Bref on l’a compris, les organisations des sociétés pensées par (pour?) le haut et figées dans des organigrammes ne sont plus adaptées à la nécessité d’inclusion de la diversité des compétences, à la transversalité des projets et programmes. La fin des silos n’aboutit pas pour autant à la désorganisation, au chaos. Elle définit de manière dynamique (terme que je privilégie à ‘’Agile’’) le management, les responsabilités opérationnelles, les expertises embarquées. Le head management devient partie prenante des projets, de l’activité à proprement parler et les règles, les indicateurs et les exigences sont contextuels et décentralisés.

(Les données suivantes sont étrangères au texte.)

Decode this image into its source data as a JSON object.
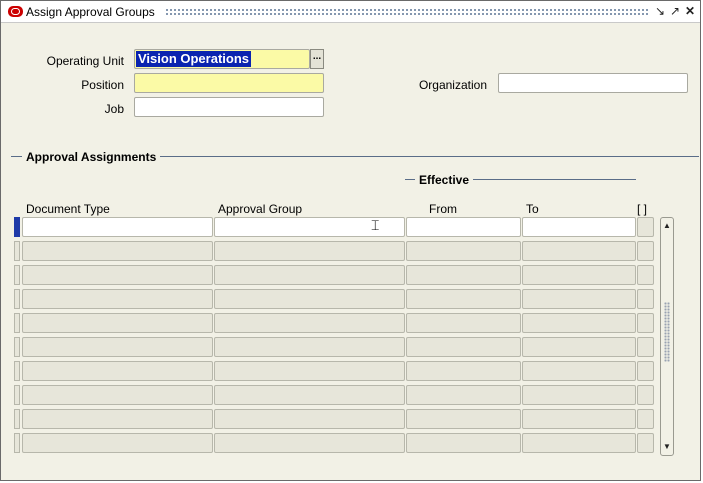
{
  "window": {
    "title": "Assign Approval Groups",
    "controls": [
      "minimize-icon",
      "maximize-icon",
      "close-icon"
    ]
  },
  "header": {
    "operating_unit_label": "Operating Unit",
    "operating_unit_value": "Vision Operations",
    "lov_label": "...",
    "position_label": "Position",
    "position_value": "",
    "job_label": "Job",
    "job_value": "",
    "organization_label": "Organization",
    "organization_value": ""
  },
  "approval_assignments": {
    "section_title": "Approval Assignments",
    "effective_title": "Effective",
    "columns": {
      "document_type": "Document Type",
      "approval_group": "Approval Group",
      "from": "From",
      "to": "To",
      "flex": "[ ]"
    },
    "row_count": 10,
    "active_row": 0
  },
  "colors": {
    "window_bg": "#f2f1e6",
    "required_field": "#fbfaa6",
    "selection": "#0a24b0",
    "section_line": "#5a6d88"
  }
}
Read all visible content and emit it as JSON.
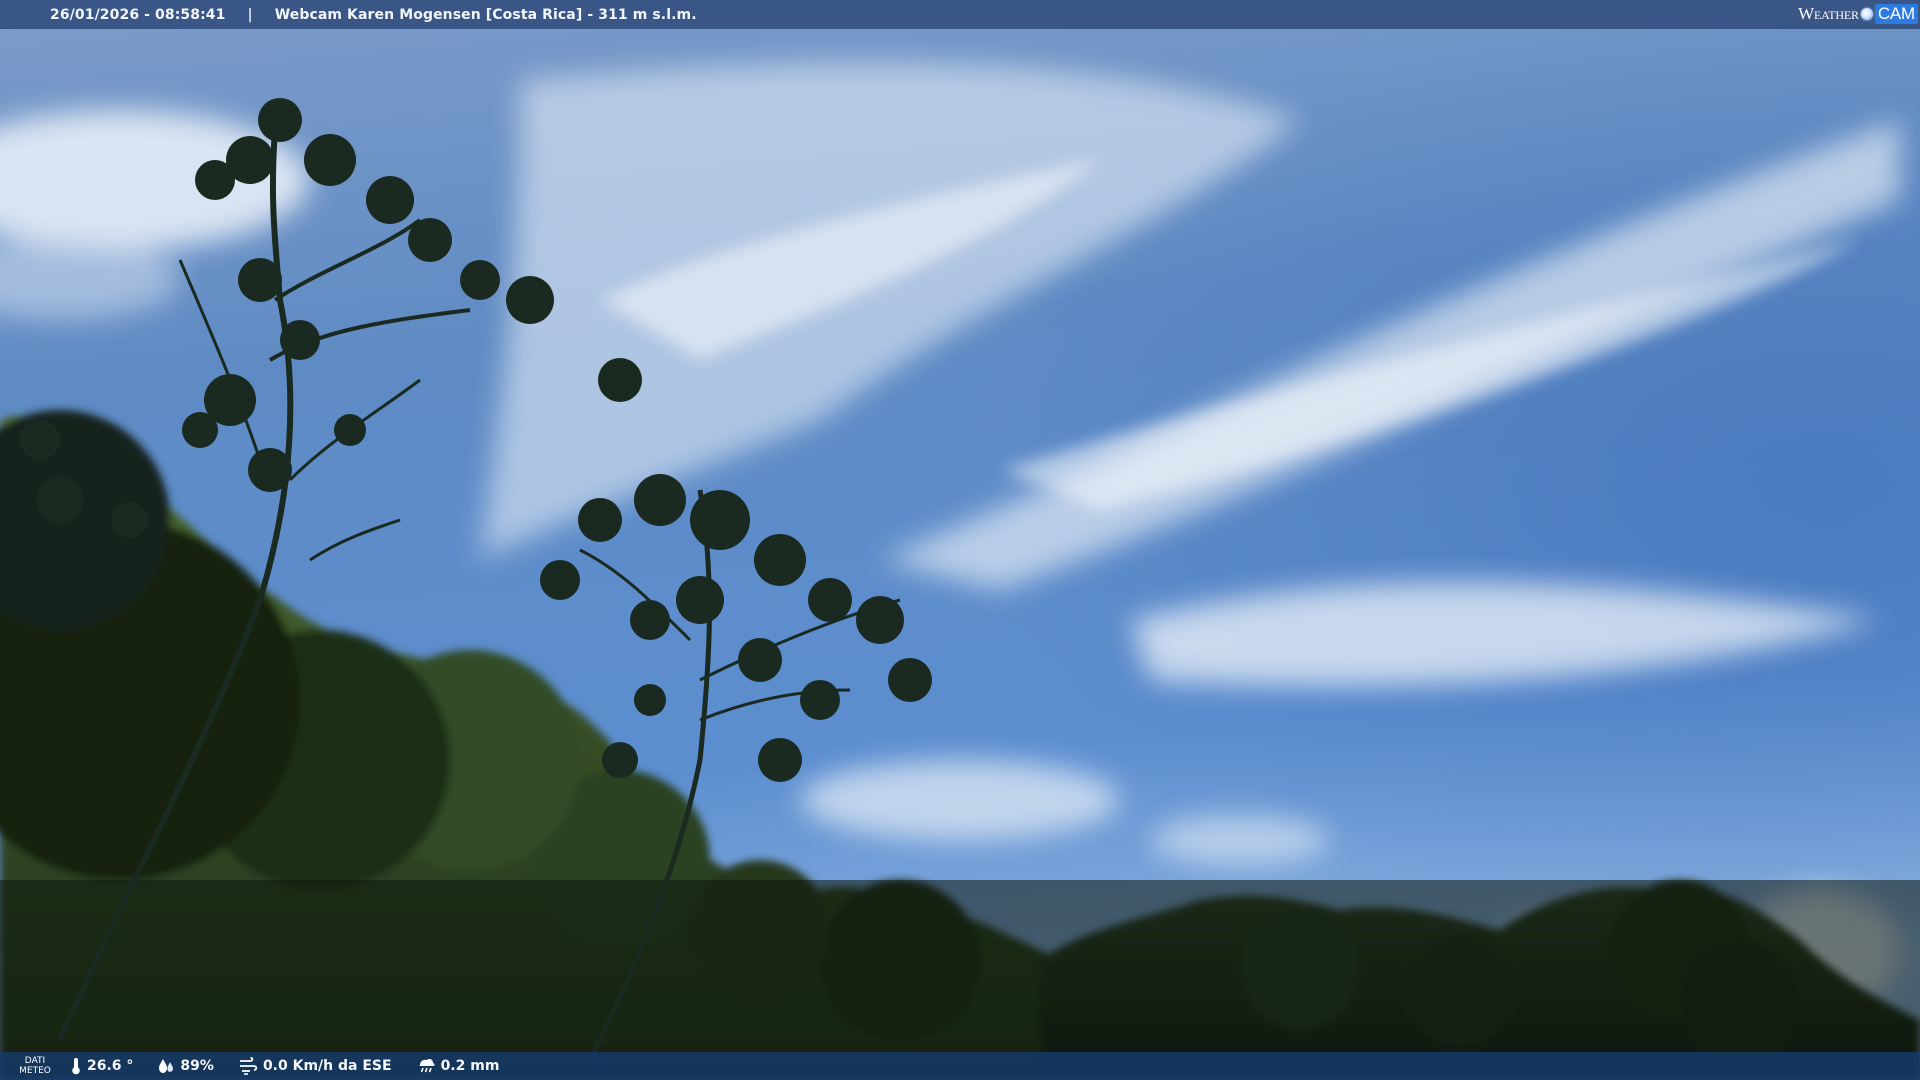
{
  "top_bar": {
    "datetime": "26/01/2026 - 08:58:41",
    "separator": "|",
    "camera_title": "Webcam Karen Mogensen [Costa Rica]  - 311 m s.l.m."
  },
  "logo": {
    "part1": "Weather",
    "part2": "CAM"
  },
  "bottom_bar": {
    "label_line1": "DATI",
    "label_line2": "METEO",
    "temperature": "26.6 °",
    "humidity": "89%",
    "wind": "0.0 Km/h da ESE",
    "rain": "0.2 mm"
  },
  "icons": {
    "temperature": "thermometer-icon",
    "humidity": "water-drops-icon",
    "wind": "wind-icon",
    "rain": "rain-icon"
  },
  "colors": {
    "top_bar": "#345080",
    "bottom_bar": "#163a6c",
    "sky_top": "#3f6fb0",
    "sky_bottom": "#6f9fd6",
    "foliage": "#1c2a1a"
  }
}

Ainsi, la structure centrale se vide de certaines fonctions et compétences mais se doit de susciter encore l’intérêt pour ne pas traverser une grave crise existentielle.

C’est le fin du jacobinisme qui permettait de dicter en central pour tout le monde et à tous les étages les règles à appliquer pour assurer croissance, profitabilité et attrait vis à vis du marché, vis à vis des candidats à l’embauche et vis à vis bien entendu des actionnaires.

Désormais la structure centrale devient un incubateur d’entités plus petites et plus autonomes. Sa crédibilité résidera dans la clarté de sa culture et de sa déontologie, de la vision, de la puissance de sa communication. L’approche incantatoire de la maîtrise technologique ou métier ne suffisant plus à embarquer ni les experts, ni la masse.

A courts termes, le Design Thinking appliqué au management des Ressources Humaines comme moyen de génération du changement profond des organisations représente une méthode intéressante, motorisée par l’empathie qui, me semble-t-il, est conforme à ce qu’on peut espérer en termes de ‘’main tendue’’ vis à vis des forces humaines de l’entreprise. L’approche ‘’engagement centric’’ permet d’inventer un nouvel élan dans les RH, et de changer durablement les envies, les prises de responsabilité, la culture de l’efficience. D’ailleurs, on parle communément de Ressources Humaines, comme carburant de l’entreprise. Le termes me semble très réducteur (voire péjoratif) en 2018, à la lumière des 6 axes détaillés plus haut. Il ne s’agit définitivement pas que de ‘’ressources’’, terme associé à une notion de moyen. Il s’agit en fait de bien plus, il s’agit d’Energie Humaine Augmentée. Des aptitudes, des compétences, des attitudes, des idées, des interactions, des émotions… Créons les conditions du renouveau, introduisons de nouvelles méthodes, notamment au travers d’échanges inspirants et ambitieux concernant le changement dans ‘’les RH’’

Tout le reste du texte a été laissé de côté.